For Sasso, the ceiling is hard to quantify. As a 19-year-old with one year of college under his belt, he’s already one of the nation’s best wrestlers. He’s the No. 8 wrestler in the nation at 149 pounds, one of just three freshmen in the top 20 and the highest ranked of the bunch. He’s a UWW Junior Freestyle Champion, an OSU ScholarAthlete and a two-time Pennsylvania AAA state champion. The talent, the intelligence, the leadership, it’s all there. As his head coach sees it, Sasso deserves mention in rarefied air with some of the Buckeye greats.
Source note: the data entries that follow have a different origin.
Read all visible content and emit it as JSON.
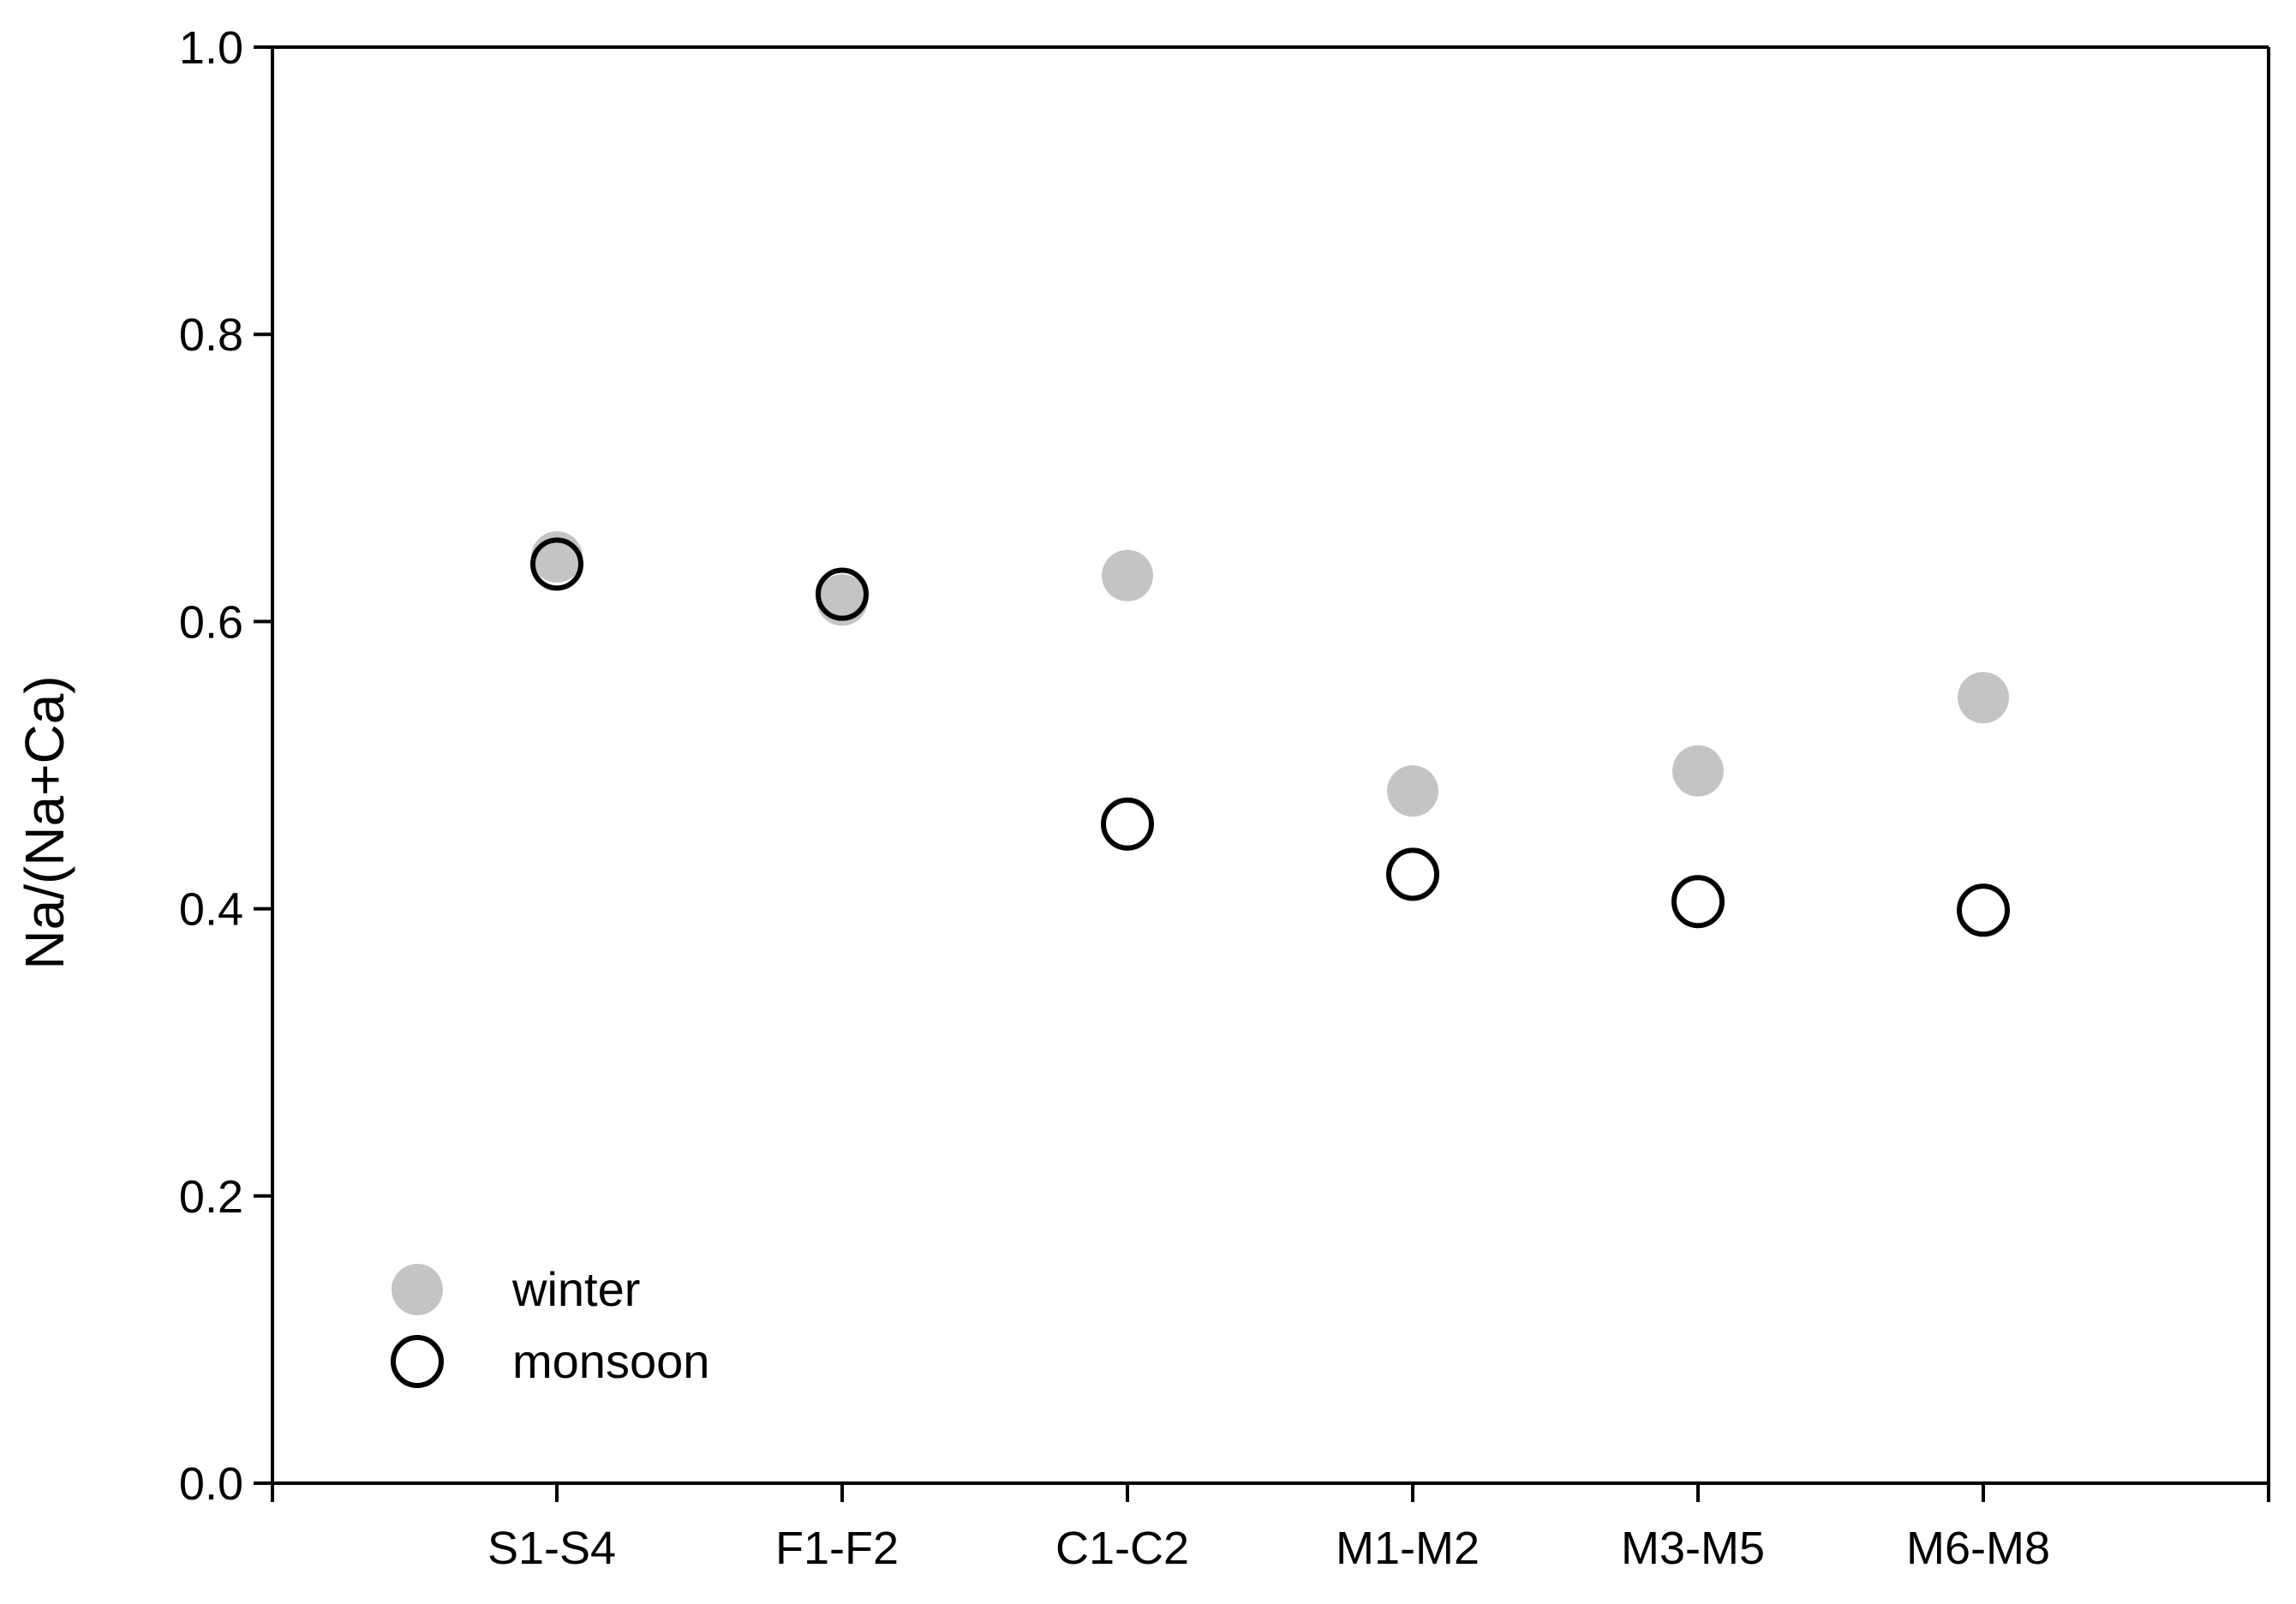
{
  "chart_data": {
    "type": "scatter",
    "title": "",
    "xlabel": "",
    "ylabel": "Na/(Na+Ca)",
    "categories": [
      "S1-S4",
      "F1-F2",
      "C1-C2",
      "M1-M2",
      "M3-M5",
      "M6-M8"
    ],
    "ylim": [
      0.0,
      1.0
    ],
    "yticks": [
      "0.0",
      "0.2",
      "0.4",
      "0.6",
      "0.8",
      "1.0"
    ],
    "grid": false,
    "legend_position": "bottom-left",
    "series": [
      {
        "name": "winter",
        "marker": "filled-circle",
        "color": "#c4c4c4",
        "values": [
          0.645,
          0.615,
          0.632,
          0.482,
          0.496,
          0.547
        ]
      },
      {
        "name": "monsoon",
        "marker": "open-circle",
        "color": "#000000",
        "values": [
          0.64,
          0.619,
          0.459,
          0.424,
          0.405,
          0.399
        ]
      }
    ]
  }
}
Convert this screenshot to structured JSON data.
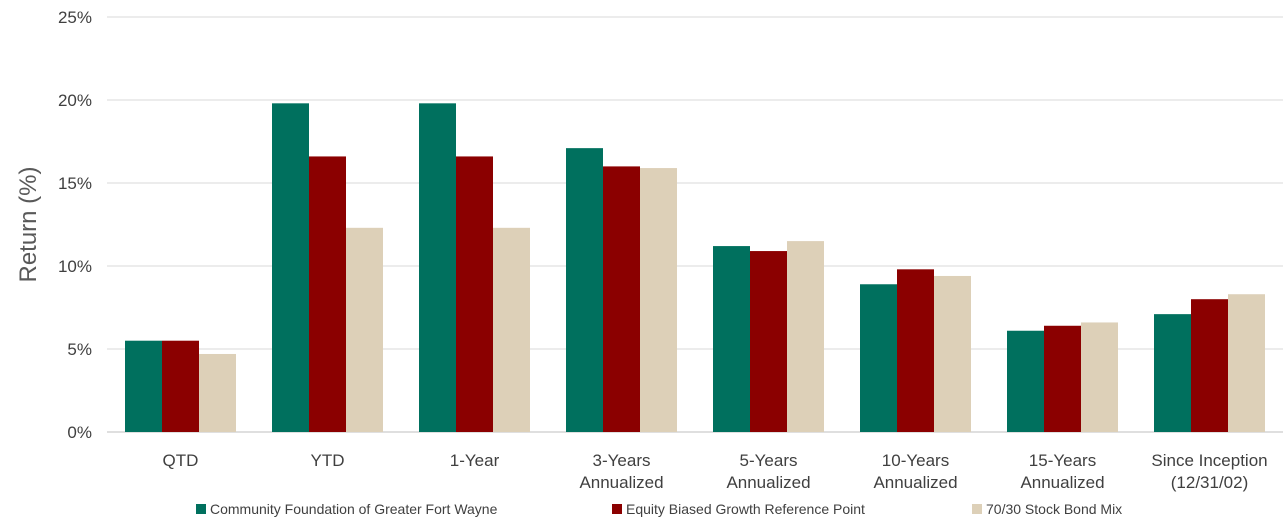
{
  "chart_data": {
    "type": "bar",
    "title": "",
    "xlabel": "",
    "ylabel": "Return (%)",
    "ylim": [
      0,
      25
    ],
    "yticks": [
      "0%",
      "5%",
      "10%",
      "15%",
      "20%",
      "25%"
    ],
    "ytick_values": [
      0,
      5,
      10,
      15,
      20,
      25
    ],
    "grid": true,
    "legend_position": "bottom",
    "categories": [
      [
        "QTD"
      ],
      [
        "YTD"
      ],
      [
        "1-Year"
      ],
      [
        "3-Years",
        "Annualized"
      ],
      [
        "5-Years",
        "Annualized"
      ],
      [
        "10-Years",
        "Annualized"
      ],
      [
        "15-Years",
        "Annualized"
      ],
      [
        "Since Inception",
        "(12/31/02)"
      ]
    ],
    "series": [
      {
        "name": "Community Foundation of Greater Fort Wayne",
        "color": "#00705e",
        "values": [
          5.5,
          19.8,
          19.8,
          17.1,
          11.2,
          8.9,
          6.1,
          7.1
        ]
      },
      {
        "name": "Equity Biased Growth Reference Point",
        "color": "#8b0000",
        "values": [
          5.5,
          16.6,
          16.6,
          16.0,
          10.9,
          9.8,
          6.4,
          8.0
        ]
      },
      {
        "name": "70/30 Stock Bond Mix",
        "color": "#ddd0b8",
        "values": [
          4.7,
          12.3,
          12.3,
          15.9,
          11.5,
          9.4,
          6.6,
          8.3
        ]
      }
    ]
  }
}
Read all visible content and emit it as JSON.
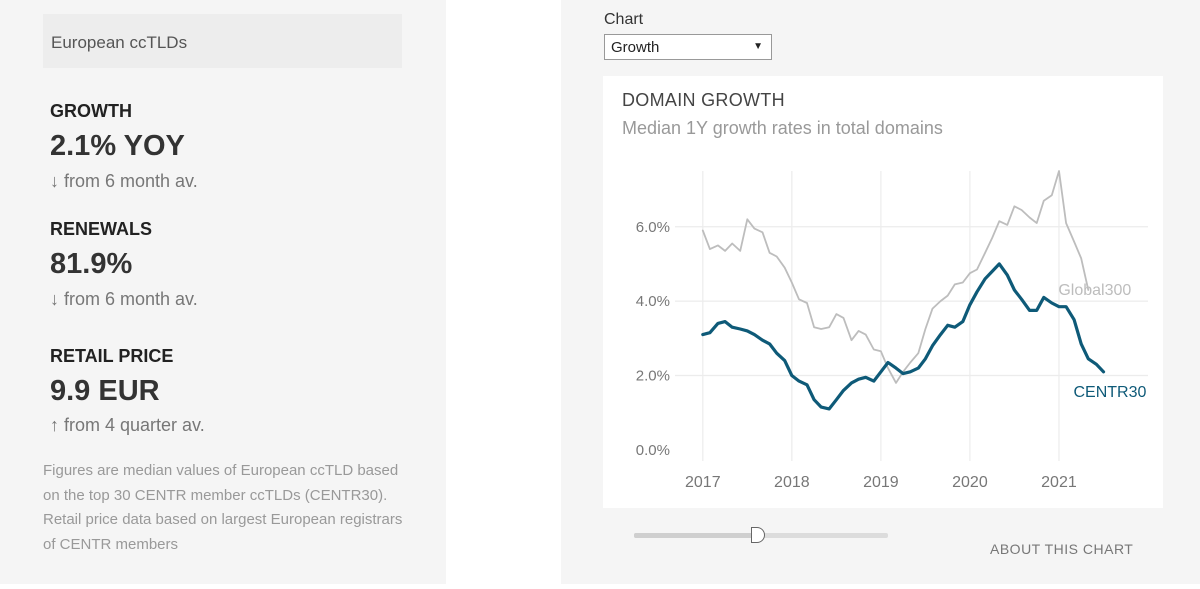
{
  "summary": {
    "region": "European ccTLDs",
    "metrics": [
      {
        "label": "GROWTH",
        "value": "2.1% YOY",
        "trend": "↓ from 6 month av."
      },
      {
        "label": "RENEWALS",
        "value": "81.9%",
        "trend": "↓ from 6 month av."
      },
      {
        "label": "RETAIL PRICE",
        "value": "9.9 EUR",
        "trend": "↑ from 4 quarter av."
      }
    ],
    "footnote": "Figures are median values of European ccTLD based on the top 30 CENTR member ccTLDs (CENTR30). Retail price data based on largest European registrars of CENTR members"
  },
  "controls": {
    "chart_label": "Chart",
    "chart_selected": "Growth",
    "about_label": "ABOUT THIS CHART",
    "slider_value": 0.49
  },
  "chart_data": {
    "type": "line",
    "title": "DOMAIN GROWTH",
    "subtitle": "Median 1Y growth rates in total domains",
    "x_ticks": [
      2017,
      2018,
      2019,
      2020,
      2021
    ],
    "y_ticks": [
      "0.0%",
      "2.0%",
      "4.0%",
      "6.0%"
    ],
    "y_tick_values": [
      0,
      2,
      4,
      6
    ],
    "xlim": [
      2016.8,
      2022.0
    ],
    "ylim": [
      -0.3,
      7.5
    ],
    "grid": true,
    "series": [
      {
        "name": "Global300",
        "color": "#bdbdbd",
        "points": [
          [
            2017.0,
            5.9
          ],
          [
            2017.08,
            5.4
          ],
          [
            2017.17,
            5.5
          ],
          [
            2017.25,
            5.35
          ],
          [
            2017.33,
            5.55
          ],
          [
            2017.42,
            5.35
          ],
          [
            2017.5,
            6.2
          ],
          [
            2017.58,
            5.95
          ],
          [
            2017.67,
            5.85
          ],
          [
            2017.75,
            5.3
          ],
          [
            2017.83,
            5.2
          ],
          [
            2017.92,
            4.9
          ],
          [
            2018.0,
            4.5
          ],
          [
            2018.08,
            4.05
          ],
          [
            2018.17,
            3.95
          ],
          [
            2018.25,
            3.3
          ],
          [
            2018.33,
            3.25
          ],
          [
            2018.42,
            3.3
          ],
          [
            2018.5,
            3.65
          ],
          [
            2018.58,
            3.55
          ],
          [
            2018.67,
            2.95
          ],
          [
            2018.75,
            3.2
          ],
          [
            2018.83,
            3.1
          ],
          [
            2018.92,
            2.7
          ],
          [
            2019.0,
            2.65
          ],
          [
            2019.08,
            2.2
          ],
          [
            2019.17,
            1.8
          ],
          [
            2019.25,
            2.1
          ],
          [
            2019.33,
            2.35
          ],
          [
            2019.42,
            2.6
          ],
          [
            2019.5,
            3.25
          ],
          [
            2019.58,
            3.8
          ],
          [
            2019.67,
            4.0
          ],
          [
            2019.75,
            4.15
          ],
          [
            2019.83,
            4.45
          ],
          [
            2019.92,
            4.5
          ],
          [
            2020.0,
            4.75
          ],
          [
            2020.08,
            4.85
          ],
          [
            2020.17,
            5.3
          ],
          [
            2020.25,
            5.7
          ],
          [
            2020.33,
            6.15
          ],
          [
            2020.42,
            6.05
          ],
          [
            2020.5,
            6.55
          ],
          [
            2020.58,
            6.45
          ],
          [
            2020.67,
            6.25
          ],
          [
            2020.75,
            6.1
          ],
          [
            2020.83,
            6.7
          ],
          [
            2020.92,
            6.85
          ],
          [
            2021.0,
            7.5
          ],
          [
            2021.08,
            6.1
          ],
          [
            2021.17,
            5.6
          ],
          [
            2021.25,
            5.15
          ],
          [
            2021.33,
            4.3
          ]
        ]
      },
      {
        "name": "CENTR30",
        "color": "#0e5a78",
        "points": [
          [
            2017.0,
            3.1
          ],
          [
            2017.08,
            3.15
          ],
          [
            2017.17,
            3.4
          ],
          [
            2017.25,
            3.45
          ],
          [
            2017.33,
            3.3
          ],
          [
            2017.42,
            3.25
          ],
          [
            2017.5,
            3.2
          ],
          [
            2017.58,
            3.1
          ],
          [
            2017.67,
            2.95
          ],
          [
            2017.75,
            2.85
          ],
          [
            2017.83,
            2.6
          ],
          [
            2017.92,
            2.4
          ],
          [
            2018.0,
            2.0
          ],
          [
            2018.08,
            1.85
          ],
          [
            2018.17,
            1.75
          ],
          [
            2018.25,
            1.35
          ],
          [
            2018.33,
            1.15
          ],
          [
            2018.42,
            1.1
          ],
          [
            2018.5,
            1.35
          ],
          [
            2018.58,
            1.6
          ],
          [
            2018.67,
            1.8
          ],
          [
            2018.75,
            1.9
          ],
          [
            2018.83,
            1.95
          ],
          [
            2018.92,
            1.85
          ],
          [
            2019.0,
            2.1
          ],
          [
            2019.08,
            2.35
          ],
          [
            2019.17,
            2.2
          ],
          [
            2019.25,
            2.05
          ],
          [
            2019.33,
            2.1
          ],
          [
            2019.42,
            2.2
          ],
          [
            2019.5,
            2.45
          ],
          [
            2019.58,
            2.8
          ],
          [
            2019.67,
            3.1
          ],
          [
            2019.75,
            3.35
          ],
          [
            2019.83,
            3.3
          ],
          [
            2019.92,
            3.45
          ],
          [
            2020.0,
            3.9
          ],
          [
            2020.08,
            4.25
          ],
          [
            2020.17,
            4.6
          ],
          [
            2020.25,
            4.8
          ],
          [
            2020.33,
            5.0
          ],
          [
            2020.42,
            4.7
          ],
          [
            2020.5,
            4.3
          ],
          [
            2020.58,
            4.05
          ],
          [
            2020.67,
            3.75
          ],
          [
            2020.75,
            3.75
          ],
          [
            2020.83,
            4.1
          ],
          [
            2020.92,
            3.95
          ],
          [
            2021.0,
            3.85
          ],
          [
            2021.08,
            3.85
          ],
          [
            2021.17,
            3.5
          ],
          [
            2021.25,
            2.85
          ],
          [
            2021.33,
            2.45
          ],
          [
            2021.42,
            2.3
          ],
          [
            2021.5,
            2.1
          ]
        ]
      }
    ]
  }
}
“We’ve had a lot of great freshmen here,” Ryan said. “We had (Nathan) Tomasello, Lance Palmer got it going as a freshman, Nate won (a national title), Myles (Martin), Logan Stieber won it and Kyle (Snyder) was second. I don’t think there’s any question that at this point – and we’ll see how things turn out for the next four or five years – but, as of right now, he’s as good as any freshman I’ve ever seen.”